Earlier models of below-ground fluid flow treat the ground as though it consists of uniformly connected material. Rather than account for the tortuous flow paths, this type of model simply breaks an area into grids and assigns each grid element a value for permeability. Long says that in fractured terrain, this approach can be blindsided. Underground fractures often manifest as flat planes. Flow is determined by whether or not these planes are connected to other fracture zones. Whereas standard models can fail to account for these unconnected areas, a discontinuum model can incorporate connectivity determined through hydraulic tests in the field. Long says this allows the discontinuum model to recreate the actual behavior of a real system.

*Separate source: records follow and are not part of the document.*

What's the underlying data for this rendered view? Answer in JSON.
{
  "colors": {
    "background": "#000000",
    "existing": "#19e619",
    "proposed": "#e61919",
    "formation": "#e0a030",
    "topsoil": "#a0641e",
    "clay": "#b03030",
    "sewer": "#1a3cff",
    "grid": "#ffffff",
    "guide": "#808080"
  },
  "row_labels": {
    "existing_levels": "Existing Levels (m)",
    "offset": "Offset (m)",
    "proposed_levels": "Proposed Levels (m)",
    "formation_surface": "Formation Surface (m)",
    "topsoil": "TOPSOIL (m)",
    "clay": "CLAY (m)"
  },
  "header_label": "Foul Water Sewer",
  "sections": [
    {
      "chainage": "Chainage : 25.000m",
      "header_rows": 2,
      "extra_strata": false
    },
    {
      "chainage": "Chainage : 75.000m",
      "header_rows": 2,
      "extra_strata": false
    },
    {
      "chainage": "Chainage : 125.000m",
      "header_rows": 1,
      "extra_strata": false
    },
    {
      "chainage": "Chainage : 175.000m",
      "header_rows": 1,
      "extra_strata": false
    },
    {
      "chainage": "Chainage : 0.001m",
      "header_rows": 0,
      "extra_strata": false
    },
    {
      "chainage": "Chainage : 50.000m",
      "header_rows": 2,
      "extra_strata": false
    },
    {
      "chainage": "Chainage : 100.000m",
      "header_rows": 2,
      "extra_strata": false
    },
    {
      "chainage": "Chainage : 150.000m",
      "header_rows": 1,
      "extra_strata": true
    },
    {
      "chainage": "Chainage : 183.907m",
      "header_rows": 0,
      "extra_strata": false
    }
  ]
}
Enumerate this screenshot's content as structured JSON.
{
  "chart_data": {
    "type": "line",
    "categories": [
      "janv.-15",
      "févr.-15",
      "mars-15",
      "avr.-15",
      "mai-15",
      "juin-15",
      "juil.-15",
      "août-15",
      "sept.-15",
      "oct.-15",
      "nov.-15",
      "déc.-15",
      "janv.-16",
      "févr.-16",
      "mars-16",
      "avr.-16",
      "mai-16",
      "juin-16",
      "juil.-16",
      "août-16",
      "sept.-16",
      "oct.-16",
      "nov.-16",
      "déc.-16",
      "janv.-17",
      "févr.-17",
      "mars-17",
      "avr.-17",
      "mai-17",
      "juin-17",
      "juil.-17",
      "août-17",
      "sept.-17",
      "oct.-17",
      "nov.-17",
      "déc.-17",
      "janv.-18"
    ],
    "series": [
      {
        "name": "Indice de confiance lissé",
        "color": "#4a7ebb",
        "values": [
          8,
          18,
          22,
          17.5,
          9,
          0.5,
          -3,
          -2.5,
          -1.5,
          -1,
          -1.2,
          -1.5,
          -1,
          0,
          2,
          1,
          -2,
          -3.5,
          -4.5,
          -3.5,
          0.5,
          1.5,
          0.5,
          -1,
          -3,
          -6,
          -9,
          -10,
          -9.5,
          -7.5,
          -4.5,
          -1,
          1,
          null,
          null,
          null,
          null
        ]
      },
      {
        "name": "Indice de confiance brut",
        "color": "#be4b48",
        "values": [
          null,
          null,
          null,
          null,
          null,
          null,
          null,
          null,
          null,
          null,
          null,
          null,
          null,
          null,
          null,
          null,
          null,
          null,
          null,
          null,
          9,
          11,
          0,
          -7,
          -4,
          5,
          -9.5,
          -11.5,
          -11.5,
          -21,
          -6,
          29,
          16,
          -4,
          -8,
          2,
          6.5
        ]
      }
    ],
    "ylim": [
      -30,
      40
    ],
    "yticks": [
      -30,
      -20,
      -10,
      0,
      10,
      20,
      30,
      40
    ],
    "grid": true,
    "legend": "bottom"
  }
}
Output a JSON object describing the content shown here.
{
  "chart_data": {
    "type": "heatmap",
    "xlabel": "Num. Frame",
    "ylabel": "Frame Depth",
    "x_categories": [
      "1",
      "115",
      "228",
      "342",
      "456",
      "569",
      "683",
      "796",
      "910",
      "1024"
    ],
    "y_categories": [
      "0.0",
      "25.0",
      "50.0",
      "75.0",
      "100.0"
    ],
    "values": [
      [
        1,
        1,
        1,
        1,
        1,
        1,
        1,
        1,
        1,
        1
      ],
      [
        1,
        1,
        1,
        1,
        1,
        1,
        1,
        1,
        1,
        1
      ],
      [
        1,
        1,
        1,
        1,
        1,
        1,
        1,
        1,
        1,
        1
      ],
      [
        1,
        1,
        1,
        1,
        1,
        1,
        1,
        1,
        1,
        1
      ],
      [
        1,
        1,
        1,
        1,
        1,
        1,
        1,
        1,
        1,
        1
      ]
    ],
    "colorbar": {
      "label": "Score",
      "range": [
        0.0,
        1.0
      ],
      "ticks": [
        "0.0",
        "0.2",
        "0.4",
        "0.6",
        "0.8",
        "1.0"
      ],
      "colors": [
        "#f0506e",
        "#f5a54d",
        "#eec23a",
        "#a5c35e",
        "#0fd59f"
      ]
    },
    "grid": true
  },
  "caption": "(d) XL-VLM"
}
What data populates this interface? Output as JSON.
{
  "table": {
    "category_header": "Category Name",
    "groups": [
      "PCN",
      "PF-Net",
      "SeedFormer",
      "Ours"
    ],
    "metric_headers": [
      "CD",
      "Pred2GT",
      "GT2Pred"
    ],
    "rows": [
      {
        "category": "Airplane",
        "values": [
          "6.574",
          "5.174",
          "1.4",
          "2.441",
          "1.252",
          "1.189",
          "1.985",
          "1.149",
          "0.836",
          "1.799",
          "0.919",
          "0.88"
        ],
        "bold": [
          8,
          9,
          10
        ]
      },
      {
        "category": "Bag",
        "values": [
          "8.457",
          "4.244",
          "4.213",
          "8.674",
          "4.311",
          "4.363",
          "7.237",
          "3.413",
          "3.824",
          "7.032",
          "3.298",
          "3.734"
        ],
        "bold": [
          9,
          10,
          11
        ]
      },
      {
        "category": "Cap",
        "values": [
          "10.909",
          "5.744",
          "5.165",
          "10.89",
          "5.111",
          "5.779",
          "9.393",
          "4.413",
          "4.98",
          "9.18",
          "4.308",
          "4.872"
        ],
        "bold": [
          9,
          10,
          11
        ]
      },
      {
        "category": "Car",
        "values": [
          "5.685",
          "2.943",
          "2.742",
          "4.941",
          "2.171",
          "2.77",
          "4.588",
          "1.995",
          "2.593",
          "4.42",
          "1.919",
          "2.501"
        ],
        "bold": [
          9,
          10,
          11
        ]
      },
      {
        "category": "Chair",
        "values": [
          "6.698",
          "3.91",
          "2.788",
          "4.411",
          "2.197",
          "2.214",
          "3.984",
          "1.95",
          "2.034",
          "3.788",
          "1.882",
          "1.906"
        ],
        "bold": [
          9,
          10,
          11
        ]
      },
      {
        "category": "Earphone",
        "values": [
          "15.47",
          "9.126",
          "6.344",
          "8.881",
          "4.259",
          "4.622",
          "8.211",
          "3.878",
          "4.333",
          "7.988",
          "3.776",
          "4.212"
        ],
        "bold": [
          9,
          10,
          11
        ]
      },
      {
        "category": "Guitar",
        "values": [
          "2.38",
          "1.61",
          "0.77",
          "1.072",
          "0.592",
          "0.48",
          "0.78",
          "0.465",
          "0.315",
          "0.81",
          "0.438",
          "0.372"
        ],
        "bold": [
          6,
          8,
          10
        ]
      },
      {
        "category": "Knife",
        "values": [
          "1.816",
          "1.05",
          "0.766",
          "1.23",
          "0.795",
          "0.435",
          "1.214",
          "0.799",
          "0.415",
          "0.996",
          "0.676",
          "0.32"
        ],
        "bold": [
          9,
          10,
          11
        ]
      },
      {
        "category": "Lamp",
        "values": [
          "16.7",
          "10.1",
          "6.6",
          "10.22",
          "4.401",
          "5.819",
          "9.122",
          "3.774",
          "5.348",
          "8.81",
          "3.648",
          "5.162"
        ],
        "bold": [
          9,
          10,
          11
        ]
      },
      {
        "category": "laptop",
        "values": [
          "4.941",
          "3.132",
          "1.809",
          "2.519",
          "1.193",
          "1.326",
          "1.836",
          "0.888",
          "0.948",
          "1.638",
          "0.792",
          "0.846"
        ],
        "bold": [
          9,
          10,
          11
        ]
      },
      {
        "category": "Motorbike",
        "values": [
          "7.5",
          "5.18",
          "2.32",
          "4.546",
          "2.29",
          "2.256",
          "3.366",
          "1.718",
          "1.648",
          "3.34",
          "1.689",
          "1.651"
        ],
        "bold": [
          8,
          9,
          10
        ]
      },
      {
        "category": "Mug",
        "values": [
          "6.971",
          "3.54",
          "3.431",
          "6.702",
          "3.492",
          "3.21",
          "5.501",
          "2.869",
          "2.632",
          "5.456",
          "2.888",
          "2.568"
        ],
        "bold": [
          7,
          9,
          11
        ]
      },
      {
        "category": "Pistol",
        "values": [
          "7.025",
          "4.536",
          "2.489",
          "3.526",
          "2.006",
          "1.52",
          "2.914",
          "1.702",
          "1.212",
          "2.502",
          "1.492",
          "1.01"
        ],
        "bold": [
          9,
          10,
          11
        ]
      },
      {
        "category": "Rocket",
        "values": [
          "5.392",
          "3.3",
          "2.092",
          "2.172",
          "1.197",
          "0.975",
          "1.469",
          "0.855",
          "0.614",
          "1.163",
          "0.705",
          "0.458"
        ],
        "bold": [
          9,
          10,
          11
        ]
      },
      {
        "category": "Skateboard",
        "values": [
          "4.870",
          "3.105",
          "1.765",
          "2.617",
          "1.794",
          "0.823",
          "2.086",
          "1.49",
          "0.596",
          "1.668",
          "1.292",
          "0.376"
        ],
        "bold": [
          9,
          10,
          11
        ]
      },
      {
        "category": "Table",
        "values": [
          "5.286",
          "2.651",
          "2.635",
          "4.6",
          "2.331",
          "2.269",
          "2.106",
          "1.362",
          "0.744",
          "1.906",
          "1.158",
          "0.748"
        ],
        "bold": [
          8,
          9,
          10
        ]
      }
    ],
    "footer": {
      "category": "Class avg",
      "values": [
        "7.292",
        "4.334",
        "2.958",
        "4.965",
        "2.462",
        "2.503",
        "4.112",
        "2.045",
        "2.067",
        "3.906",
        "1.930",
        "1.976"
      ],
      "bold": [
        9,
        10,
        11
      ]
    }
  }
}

Independently of one another, each of the LBL project scientists singled out one element that all cited as the key to their success.
Long speaks for the team: "Imagine trying to figure out what is going on down there, thousands of feet beneath the ground. To accurately predict the behavior of a gas or oil field calls for a team of people representing a range of disciplines. And still, we must be able to integrate our different approaches and distinct types of data into a single model.
"How do we do this? We constantly talk to one another. We are developing cross-disciplinary understanding and visualization tools. With this kind of continuous feedback, we can create better models that tell oil companies where to place their wells and how much oil they will be able to pump out."